Process · 6 min read

How to write a marketing brief that gets great work back (UK, 2026)

A simple, reusable marketing brief template for UK small businesses — used with agencies, freelancers and in-house marketers.

By Jack Frampton, Multi-Channel Marketer at Queen's College, Taunton · Published 1 July 2026

Most bad marketing work comes from bad briefs. Here's the one-page brief format I use with clients and internal stakeholders at Queen's College, Taunton to get better output, faster.

Start with the outcome

One sentence: "We want [audience] to [do this thing] by [when]". Skip this and every downstream decision is a guess.

Define the audience concretely

Not "parents". "Parents of Year 5/6 pupils in TA1–TA4 postcodes considering a move to independent education." Specific audiences make specific creative possible.

State what NOT to do

"Don't use stock photography." "Don't lead with price." Constraints unlock better ideas than a blank canvas ever will.

Deadlines, format and budget

Delivery format (JPG, PDF, MP4), sizes, deadline, and rough budget band. Without these, the freelancer either over-scopes or under-delivers.

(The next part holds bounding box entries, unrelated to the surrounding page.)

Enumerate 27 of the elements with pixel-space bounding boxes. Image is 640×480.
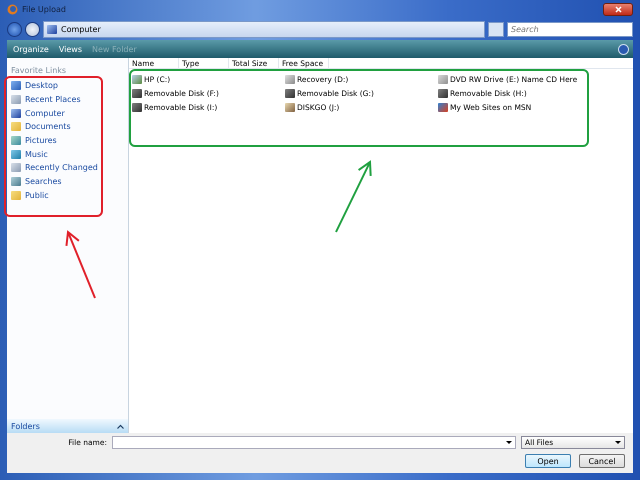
open-button[interactable]: Open (525, 454, 571, 468)
help-icon[interactable] (618, 44, 629, 54)
sidebar-item[interactable]: Music (7, 147, 128, 162)
breadcrumb[interactable]: Computer (61, 24, 101, 34)
close-button[interactable] (603, 2, 633, 16)
sidebar-item[interactable]: Public (7, 188, 128, 202)
folders-bar[interactable]: Folders (7, 419, 128, 433)
address-bar[interactable]: Computer (43, 20, 485, 38)
toolbar-button[interactable]: Views (56, 44, 84, 54)
sidebar-item[interactable]: Pictures (7, 134, 128, 148)
file-name-field[interactable] (112, 436, 516, 448)
sidebar-item[interactable]: Recently Changed (7, 161, 128, 175)
browser-icon (7, 4, 18, 14)
forward-button[interactable] (25, 22, 40, 36)
sidebar-item[interactable]: Documents (7, 120, 128, 134)
search-field[interactable]: Search (507, 22, 633, 36)
cancel-button[interactable]: Cancel (579, 454, 625, 468)
close-icon (614, 6, 622, 12)
sidebar-item[interactable]: Searches (7, 174, 128, 188)
sidebar-item[interactable]: Recent Places (7, 92, 128, 106)
back-button[interactable] (7, 22, 22, 36)
section-heading: Favorite Links (10, 65, 68, 77)
toolbar-button[interactable]: Organize (11, 44, 51, 54)
window-title: File Upload (22, 4, 66, 14)
refresh-button[interactable] (488, 22, 504, 36)
sidebar-item[interactable]: Computer (7, 106, 128, 120)
sidebar-item[interactable]: Desktop (7, 79, 128, 93)
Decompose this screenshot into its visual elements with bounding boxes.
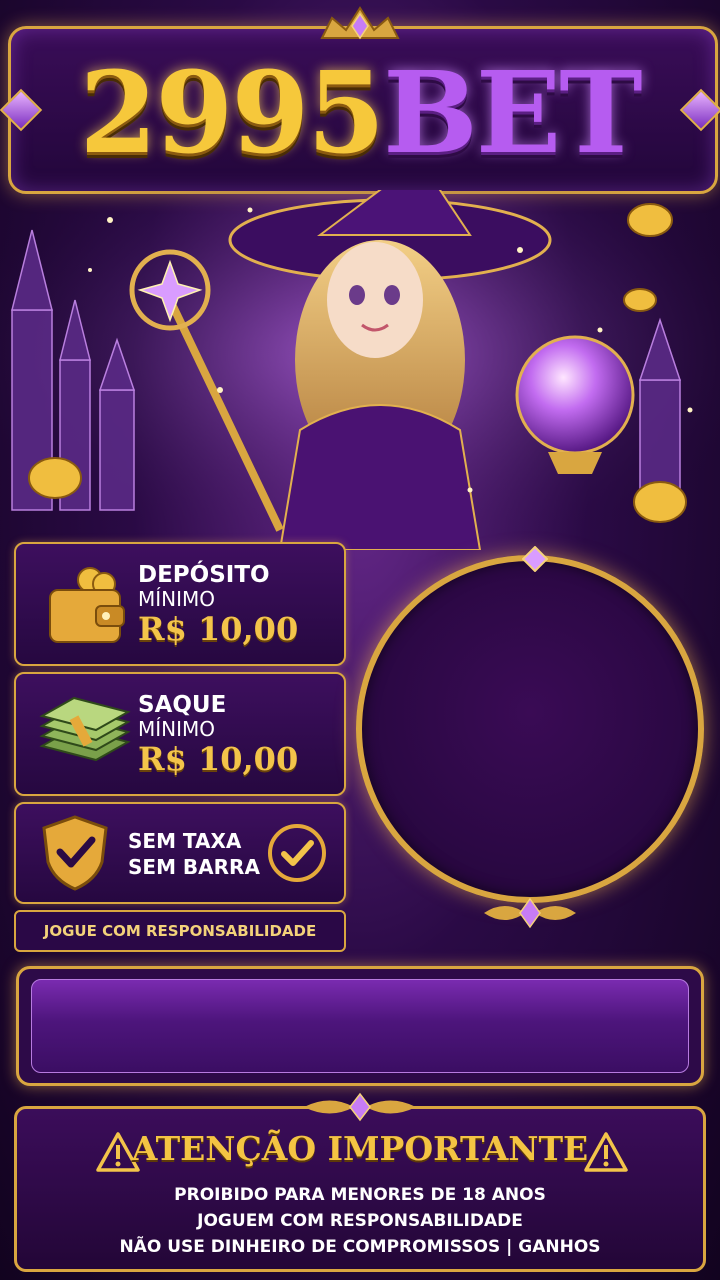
deposit-title: DEPÓSITO bbox=[138, 562, 270, 588]
frame-top-gem-icon bbox=[522, 546, 548, 572]
withdraw-title: SAQUE bbox=[138, 692, 227, 718]
warning-panel: ATENÇÃO IMPORTANTE PROIBIDO PARA MENORES… bbox=[14, 1106, 706, 1272]
warning-line-responsibility: JOGUEM COM RESPONSABILIDADE bbox=[197, 1211, 523, 1231]
wallet-icon bbox=[49, 567, 125, 643]
warning-line-money: NÃO USE DINHEIRO DE COMPROMISSOS | GANHO… bbox=[119, 1237, 601, 1257]
frame-ornament-icon bbox=[484, 897, 576, 929]
no-rollover-line: SEM BARRA bbox=[128, 855, 260, 879]
play-responsibly-label: JOGUE COM RESPONSABILIDADE bbox=[14, 910, 346, 952]
wide-action-bar[interactable] bbox=[16, 966, 704, 1086]
circular-frame bbox=[356, 555, 704, 903]
brand-logo: 2995BET bbox=[0, 44, 720, 184]
withdraw-amount: R$ 10,00 bbox=[138, 740, 299, 778]
deposit-minimum-card: DEPÓSITO MÍNIMO R$ 10,00 bbox=[14, 542, 346, 666]
deposit-subtitle: MÍNIMO bbox=[138, 587, 216, 611]
shield-check-icon bbox=[42, 815, 108, 891]
withdraw-subtitle: MÍNIMO bbox=[138, 717, 216, 741]
crown-ornament-icon bbox=[320, 6, 400, 40]
no-fee-card: SEM TAXA SEM BARRA bbox=[14, 802, 346, 904]
deposit-amount: R$ 10,00 bbox=[138, 610, 299, 648]
check-circle-icon bbox=[268, 824, 326, 882]
withdraw-minimum-card: SAQUE MÍNIMO R$ 10,00 bbox=[14, 672, 346, 796]
brand-number: 2995 bbox=[79, 48, 385, 179]
witch-hero-illustration bbox=[0, 190, 720, 550]
warning-ornament-icon bbox=[304, 1092, 416, 1122]
warning-triangle-icon bbox=[584, 1132, 628, 1172]
no-fee-line: SEM TAXA bbox=[128, 829, 242, 853]
cash-stack-icon bbox=[39, 696, 131, 762]
brand-suffix: BET bbox=[383, 48, 642, 179]
warning-line-age: PROIBIDO PARA MENORES DE 18 ANOS bbox=[174, 1185, 546, 1205]
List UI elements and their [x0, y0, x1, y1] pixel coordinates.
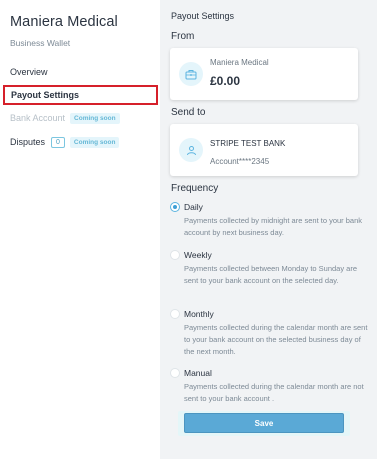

Frequently asked questions

How long should a marketing brief be?
One page for tactical work, 2–3 for campaigns, 4–6 for full brand projects. Longer than that and it stops being read.
Do I share budget in the brief?
Yes — a range at minimum. Hiding budget wastes everyone's time on impossible scope.
Should I brief in writing or on a call?
Both. Written brief for the record; kick-off call for context and questions.
Do agencies use their own templates?
Usually yes, but a clear client brief accelerates the process by a week or more.